UX design : Zoom sur le principe d’affordance

UX design : Zoom sur le principe d’affordance

« Affordance » est un terme que l’on entend souvent dans l’univers webdesign. Ce principe est essentiel, parce qu’il permet de guider la création d’une appli en l’adaptant aux besoins des utilisateurs.

L’affordance, qu’est-ce que c’est ?

Le mot « affordance » a été créé dans les années 1970 par le psychologue américain James J. Gibson. Il a ensuite été popularisé par Donald Norman, auteur du célèbre ouvrage The Design of Everyday Things. Dans son sens premier, ce terme désigne la façon dont un objet communique à l’utilisateur comment il doit l’utiliser. C’est par exemple la poignée d’une porte qui nous indique comment l’ouvrir, et l’anse d’une tasse qui nous dit comment la tenir. Quand un produit s’inspire d’un produit existant, l’affordance ne change pas, et on sait instinctivement comment s’en servir. Si, au contraire, il est trop innovant et différent de ses prédécesseurs, il peut y avoir un manque d’affordance qui crée souvent frustration et incompréhension chez l’utilisateur.

Principe d'affordance

Design mobile et affordance

L’affordance s’applique tout particulièrement au design mobile, et nous aide à concevoir de meilleures applications en remettant en question les idées reçues.

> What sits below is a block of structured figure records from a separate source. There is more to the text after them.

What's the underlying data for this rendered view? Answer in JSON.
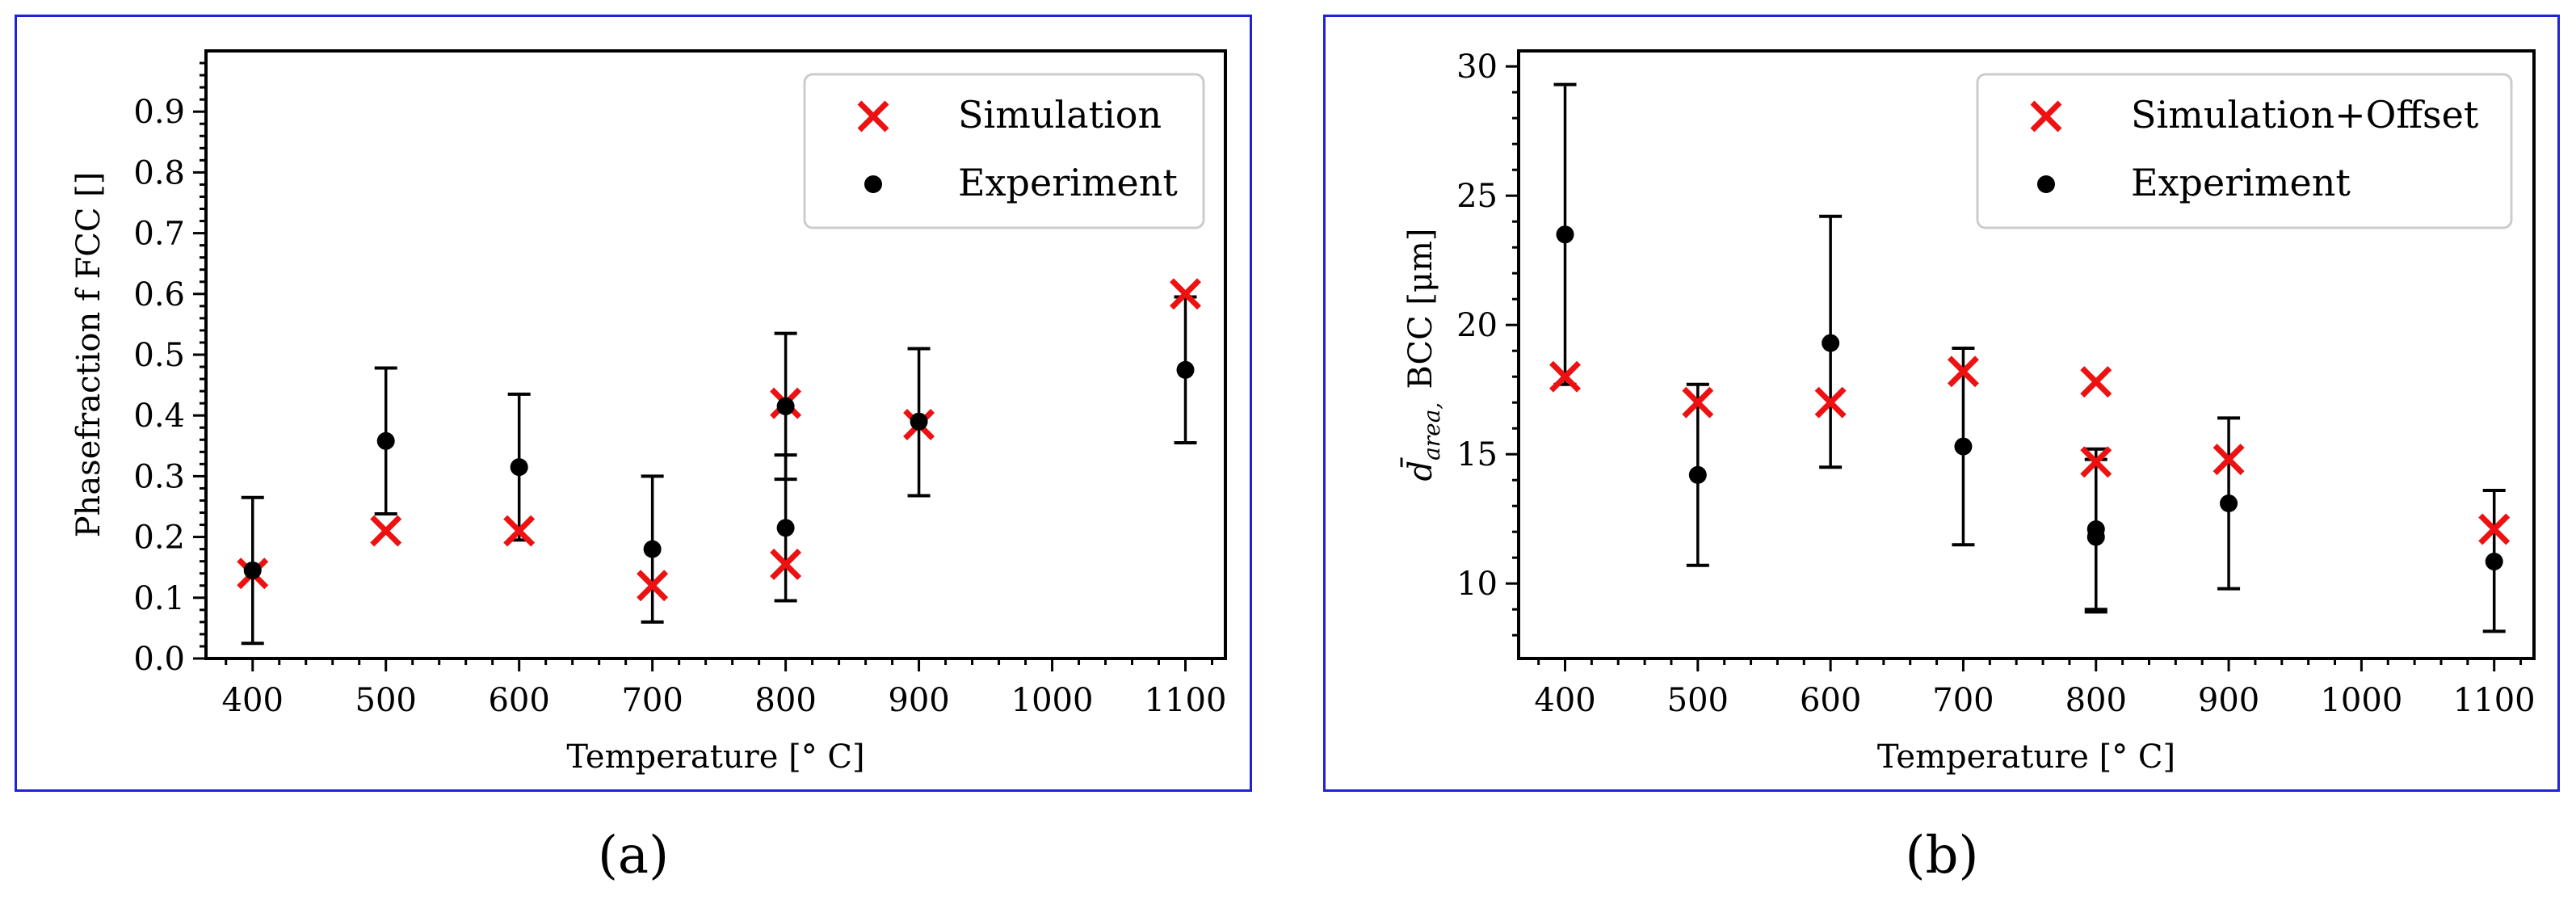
{
  "chart_data": [
    {
      "id": "a",
      "type": "scatter",
      "caption": "(a)",
      "xlabel": "Temperature [° C]",
      "ylabel": "Phasefraction f  FCC []",
      "xlim": [
        365,
        1130
      ],
      "ylim": [
        0,
        1.0
      ],
      "xticks": [
        400,
        500,
        600,
        700,
        800,
        900,
        1000,
        1100
      ],
      "yticks": [
        0.0,
        0.1,
        0.2,
        0.3,
        0.4,
        0.5,
        0.6,
        0.7,
        0.8,
        0.9
      ],
      "ytick_labels": [
        "0.0",
        "0.1",
        "0.2",
        "0.3",
        "0.4",
        "0.5",
        "0.6",
        "0.7",
        "0.8",
        "0.9"
      ],
      "legend": {
        "position": "top-right",
        "entries": [
          "Simulation",
          "Experiment"
        ]
      },
      "series": [
        {
          "name": "Simulation",
          "marker": "x",
          "color": "#ee1111",
          "points": [
            {
              "x": 400,
              "y": 0.14
            },
            {
              "x": 500,
              "y": 0.21
            },
            {
              "x": 600,
              "y": 0.21
            },
            {
              "x": 700,
              "y": 0.12
            },
            {
              "x": 800,
              "y": 0.42
            },
            {
              "x": 800,
              "y": 0.155
            },
            {
              "x": 900,
              "y": 0.385
            },
            {
              "x": 1100,
              "y": 0.6
            }
          ]
        },
        {
          "name": "Experiment",
          "marker": "o",
          "color": "#000000",
          "points": [
            {
              "x": 400,
              "y": 0.145,
              "ylow": 0.025,
              "yhigh": 0.265
            },
            {
              "x": 500,
              "y": 0.358,
              "ylow": 0.238,
              "yhigh": 0.478
            },
            {
              "x": 600,
              "y": 0.315,
              "ylow": 0.195,
              "yhigh": 0.435
            },
            {
              "x": 700,
              "y": 0.18,
              "ylow": 0.06,
              "yhigh": 0.3
            },
            {
              "x": 800,
              "y": 0.415,
              "ylow": 0.295,
              "yhigh": 0.535
            },
            {
              "x": 800,
              "y": 0.215,
              "ylow": 0.095,
              "yhigh": 0.335
            },
            {
              "x": 900,
              "y": 0.39,
              "ylow": 0.268,
              "yhigh": 0.51
            },
            {
              "x": 1100,
              "y": 0.475,
              "ylow": 0.355,
              "yhigh": 0.595
            }
          ]
        }
      ]
    },
    {
      "id": "b",
      "type": "scatter",
      "caption": "(b)",
      "xlabel": "Temperature [° C]",
      "ylabel_main": "d̄",
      "ylabel_sub": "area,",
      "ylabel_rest": "BCC [μm]",
      "xlim": [
        365,
        1130
      ],
      "ylim": [
        7.1,
        30.6
      ],
      "xticks": [
        400,
        500,
        600,
        700,
        800,
        900,
        1000,
        1100
      ],
      "yticks": [
        10,
        15,
        20,
        25,
        30
      ],
      "ytick_labels": [
        "10",
        "15",
        "20",
        "25",
        "30"
      ],
      "legend": {
        "position": "top-right",
        "entries": [
          "Simulation+Offset",
          "Experiment"
        ]
      },
      "series": [
        {
          "name": "Simulation+Offset",
          "marker": "x",
          "color": "#ee1111",
          "points": [
            {
              "x": 400,
              "y": 18.0
            },
            {
              "x": 500,
              "y": 17.0
            },
            {
              "x": 600,
              "y": 17.0
            },
            {
              "x": 700,
              "y": 18.2
            },
            {
              "x": 800,
              "y": 17.8
            },
            {
              "x": 800,
              "y": 14.7
            },
            {
              "x": 900,
              "y": 14.8
            },
            {
              "x": 1100,
              "y": 12.1
            }
          ]
        },
        {
          "name": "Experiment",
          "marker": "o",
          "color": "#000000",
          "points": [
            {
              "x": 400,
              "y": 23.5,
              "ylow": 17.7,
              "yhigh": 29.3
            },
            {
              "x": 500,
              "y": 14.2,
              "ylow": 10.7,
              "yhigh": 17.7
            },
            {
              "x": 600,
              "y": 19.3,
              "ylow": 14.5,
              "yhigh": 24.2
            },
            {
              "x": 700,
              "y": 15.3,
              "ylow": 11.5,
              "yhigh": 19.1
            },
            {
              "x": 800,
              "y": 12.1,
              "ylow": 9.0,
              "yhigh": 15.2
            },
            {
              "x": 800,
              "y": 11.8,
              "ylow": 8.9,
              "yhigh": 14.8
            },
            {
              "x": 900,
              "y": 13.1,
              "ylow": 9.8,
              "yhigh": 16.4
            },
            {
              "x": 1100,
              "y": 10.85,
              "ylow": 8.15,
              "yhigh": 13.6
            }
          ]
        }
      ]
    }
  ]
}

Par exemple, on croit souvent qu’on a besoin d’innover en permanence pour intéresser les utilisateurs. En réalité, cela peut être très dangereux, et créer un manque d’affordance qui déroutera les mobinautes. En matière d’UI et d’UX design, le but n’est pas de créer l’application la plus innovante possible, mais l’application qui répond le mieux aux besoins des utilisateurs, en misant sur les habitudes et les gestes déjà bien ancrés. L’esthétique et la nouveauté passent donc après l’aspect pratique, ou l’affordance d’une application.

Le paradoxe Snapchat

Il existe toutefois des exceptions à la règle de l’affordance-reine. Le plus connu est sans aucun doute Snapchat ; l’application de partage de photos et de vidéos est devenue immensément populaire malgré son manque d’affordance évident lorsque l’on utilise cette application pour la première fois. Lorsqu’elle est sortie, en 2011, elle a dérouté les mobinautes : elle ne fournissait pas d’indications sur la façon de s’en servir, introduisant de nouveaux gestes pour faire les actions de base, ainsi que des fonctions secrètes. Ce manque d’affordance a toutefois séduit au lieu de rebuter ; en jouant sur le décalage générationnel, Snapchat s’est imposé comme une application mobile « pour jeunes ». Mais attention : cela reste un véritable contre-exemple, un des rares cas où l’innovation a pris le pas sur l’affordance.